A French Vatican observer ponders the ‘end of the regime’ 

By Phil Lawler at Catholic Culture:

My old friend Jean-Marie Guénois, the religion editor of Le Figaro, published a typically insightful appraisal of this pontificate last week, with the headline: “Challenged, deaf to criticism: the solitary ‘end of the regime’ for Pope Francis.” The Rorate Caeli site has a fine translation, but if you read French I strongly recommend the original, to capture the subtleties of Jean-Marie’s thoughts (not to mention the elegance of his prose style).

Among the noteworthy observations:

  • “Visions of the Church are opposed to each other and openly fight each other under this pontificate,” Guénois remarks. That in itself is not news; we all know that this is a controversial pontificate. But pause for a moment, and reflect on the fact that factions are openly fighting now, whereas in the past there has always been at least a polite façade of consensus. It is remarkable that the Pope’s critics no longer hesitate to say that he is undermining the faith, and still more remarkable that he returns fire, repeatedly blasting those critics in his public speeches.
  • The Pope’s health has become an issue. While doctors are reasonably confident that they can alleviate the debilitating pain in his knee, Guénois gives us reason to believe that there is more to the problem. Pope Francis has limped for years, and sciatica in his hip has caused him to compensate by changing his stride, aggravating an inflammation of his knee ligaments. The pain became excruciating, and the Pope resisted the use of crutches or a wheelchair. But Guénois reports: “The idea of surgery was considered, but it seemed too risky.” Why?
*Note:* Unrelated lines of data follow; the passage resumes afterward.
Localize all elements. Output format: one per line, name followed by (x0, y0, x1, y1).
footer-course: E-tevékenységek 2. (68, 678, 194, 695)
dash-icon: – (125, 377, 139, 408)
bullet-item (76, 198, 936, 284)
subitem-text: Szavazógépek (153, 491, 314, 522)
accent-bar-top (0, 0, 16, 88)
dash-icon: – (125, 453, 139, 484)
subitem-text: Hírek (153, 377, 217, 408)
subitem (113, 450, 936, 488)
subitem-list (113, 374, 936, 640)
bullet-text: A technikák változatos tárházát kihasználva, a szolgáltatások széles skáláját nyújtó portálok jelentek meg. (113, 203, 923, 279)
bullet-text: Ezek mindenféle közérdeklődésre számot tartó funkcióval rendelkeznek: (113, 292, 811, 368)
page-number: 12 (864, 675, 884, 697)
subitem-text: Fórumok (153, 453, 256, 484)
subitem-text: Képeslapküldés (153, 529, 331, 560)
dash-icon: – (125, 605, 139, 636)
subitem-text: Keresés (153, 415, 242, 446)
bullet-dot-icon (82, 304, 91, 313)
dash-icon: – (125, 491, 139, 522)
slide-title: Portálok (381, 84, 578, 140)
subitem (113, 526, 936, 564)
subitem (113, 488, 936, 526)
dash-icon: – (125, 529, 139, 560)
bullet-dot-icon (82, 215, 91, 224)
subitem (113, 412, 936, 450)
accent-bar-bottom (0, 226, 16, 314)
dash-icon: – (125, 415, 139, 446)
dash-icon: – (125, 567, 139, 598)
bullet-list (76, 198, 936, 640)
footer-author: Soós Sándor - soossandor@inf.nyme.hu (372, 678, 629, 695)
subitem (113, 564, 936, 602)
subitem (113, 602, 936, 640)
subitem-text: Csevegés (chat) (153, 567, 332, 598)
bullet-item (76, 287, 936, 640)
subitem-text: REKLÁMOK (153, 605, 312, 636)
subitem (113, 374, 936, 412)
Knee surgery would not ordinarily be “too risky” for a healthy patient, and Pope Francis had a more invasive sort of surgery—the removal of a foot of intestine—just last summer. But perhaps that is the point. Guénois reports: “The Vatican is buzzing with the most alarming rumors” about the surgery last July, from which the Pontiff recovered slowly. The rumors will continue to spread, unless or until a full medical report is issued.
  • While he speaks often about collegial governance, Pope Francis continues to make decisions without consulting his own advisers. When he made several provocative comments about the war in Ukraine, in an interview with Corriere della Sera, he caught his top diplomats by surprise. A draft of the apostolic constitution Praedicate Evangelium, restructuring the Roman Curia, had been on the papal desk for months, yet when he issued the document, Guénois tells us, “it was a text full of errors and substantive mistakes that was published, much to the dismay of Vatican lawyers. Even the Vatican communications department was caught off guard.”
  • And while he admonishes others to show mercy, to reach out and “accompany” those who disagree, Pope Francis shows no such patience to traditionalist Catholics. When a group of thirty French women, mothers of traditionalist priests, walked to Rome, covering nearly 1,000 miles, to attend a papal audience and plead for the continued use of the Latin liturgy, the Pope allowed just one of them to speak with him, for one minute.